A medida é vista com bons olhos pela médica sanitarista e pesquisadora da USP, Marília Louvison, que cita a fragmentação das filas e ausência de um sistema centralizado de atendimento como dois dos principais empecilhos para a demora no atendimento de procedimentos complexos no SUS:

"Não são filas únicas porque ainda não temos um sistema de informação em que as gestões federal, estadual e municipal estejam integradas. Então, muitas vezes há filas duplicadas e o governo tem dificuldade de adequar a oferta e identificar onde está a demanda."

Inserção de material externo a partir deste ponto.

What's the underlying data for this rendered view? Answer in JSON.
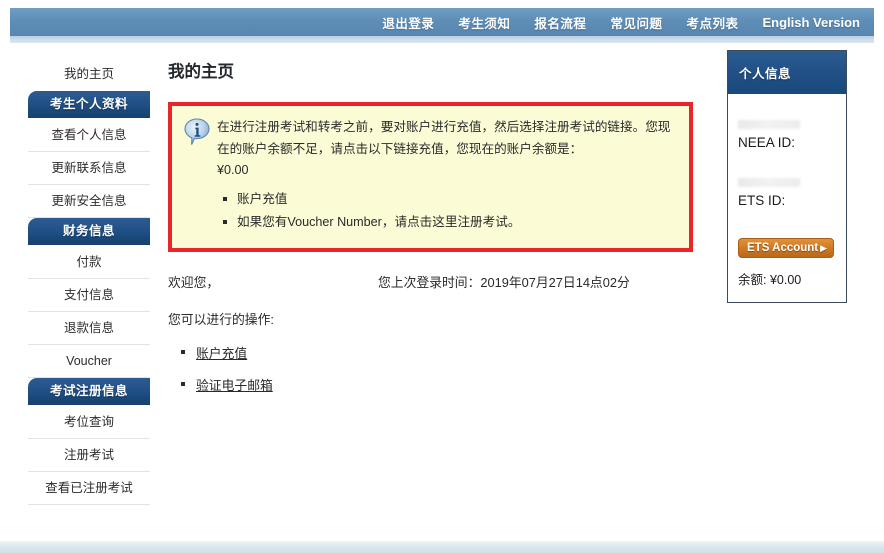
{
  "topnav": {
    "items": [
      {
        "label": "退出登录",
        "name": "nav-logout"
      },
      {
        "label": "考生须知",
        "name": "nav-notice"
      },
      {
        "label": "报名流程",
        "name": "nav-process"
      },
      {
        "label": "常见问题",
        "name": "nav-faq"
      },
      {
        "label": "考点列表",
        "name": "nav-test-centers"
      },
      {
        "label": "English Version",
        "name": "nav-english-version"
      }
    ]
  },
  "sidebar": {
    "items": [
      {
        "label": "我的主页",
        "type": "link"
      },
      {
        "label": "考生个人资料",
        "type": "header"
      },
      {
        "label": "查看个人信息",
        "type": "link"
      },
      {
        "label": "更新联系信息",
        "type": "link"
      },
      {
        "label": "更新安全信息",
        "type": "link"
      },
      {
        "label": "财务信息",
        "type": "header"
      },
      {
        "label": "付款",
        "type": "link"
      },
      {
        "label": "支付信息",
        "type": "link"
      },
      {
        "label": "退款信息",
        "type": "link"
      },
      {
        "label": "Voucher",
        "type": "link"
      },
      {
        "label": "考试注册信息",
        "type": "header"
      },
      {
        "label": "考位查询",
        "type": "link"
      },
      {
        "label": "注册考试",
        "type": "link"
      },
      {
        "label": "查看已注册考试",
        "type": "link"
      }
    ]
  },
  "main": {
    "page_title": "我的主页",
    "alert": {
      "text_part1": "在进行注册考试和转考之前，要对账户进行充值，然后选择注册考试的链接。您现在的账户余额不足，请点击以下链接充值，您现在的账户余额是：",
      "balance": "¥0.00",
      "items": [
        {
          "text": "账户充值",
          "link": "账户充值"
        },
        {
          "text": "如果您有Voucher Number，请点击这里注册考试。",
          "link": "这里"
        }
      ],
      "item2_prefix": "如果您有Voucher Number，请点击",
      "item2_link": "这里",
      "item2_suffix": "注册考试。"
    },
    "welcome": "欢迎您，",
    "last_login": "您上次登录时间：2019年07月27日14点02分",
    "actions_label": "您可以进行的操作:",
    "actions": [
      {
        "label": "账户充值"
      },
      {
        "label": "验证电子邮箱"
      }
    ]
  },
  "rightpanel": {
    "title": "个人信息",
    "neea_id_label": "NEEA ID:",
    "ets_id_label": "ETS ID:",
    "ets_account_button": "ETS Account",
    "balance": "余额: ¥0.00"
  },
  "colors": {
    "nav_blue": "#5e8db6",
    "panel_navy": "#1f4f85",
    "alert_border_red": "#e8252a",
    "alert_bg_yellow": "#fbfbd6",
    "ets_orange": "#cf7a24"
  }
}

Outros desafios estão ligados à natureza dos serviços: cirurgias mais complexas dependem de boas tecnologias e profissionais qualificados, assistências que não são distribuídas de forma equânime no SUS em todo o país.

"Uma grande questão, principalmente para os procedimentos mais complexos, é que eles dependem de maior densidade tecnológica. Isso quer dizer que preciso de recursos financeiros e políticas de formação e descentralização de profissionais em um país extremamente desigual, com vazios assistenciais em partes do Centro-Oeste, Norte e Nordeste" comenta Louvison.

Na avaliação do sanitarista e ex-secretário de Atenção Primária, Nésio Fernandes, a ausência de uma plataforma tecnológica que centralize os dados sobre a espera no SUS gera “uma desorganização do acesso dos pacientes no SUS até às cirurgias”.

"Entre ir na atenção primária e chegar ao centro cirúrgico, ainda se enfrenta caminhos difíceis no sistema de saúde. Poderíamos ter soluções tecnológicas que fossem capazes de organizar essa caminhada, uma plataforma digital que permitisse o acompanhamento independente do nível de atenção, do nível de gestão ou da esfera jurídica do prestador."

Nesse sentido, o governo federal anunciou neste mês que o SUS Digital, aplicativo do sistema, terá uma aba de acompanhamento de consultas, exames e procedimentos.

Além disso, os profissionais da saúde poderão ter acesso a um prontuário eletrônico unificado. A medida, contudo, ainda não foi colocada em prática.

O envelhecimento da população e a migração de clientes de planos de Saúde para o SUS, além de um represamento de atendimentos causado pela pandemia da Covid-19, são os três principais motivos apontados pela Louvison para a espera no SUS.

Na última semana, a Secretaria Nacional do Consumidor (Senacon), do Ministério da Justiça, solicitou esclarecimentos adicionais a 17 operadoras e quatro associações de saúde sobre o cancelamento unilateral de planos na última semana.

A investigação foi iniciada devido ao aumento expressivo de reclamações registradas nos canais do governo. A sanitarista reforça que “o SUS tem que estar preparado para reinserir” esses usuários.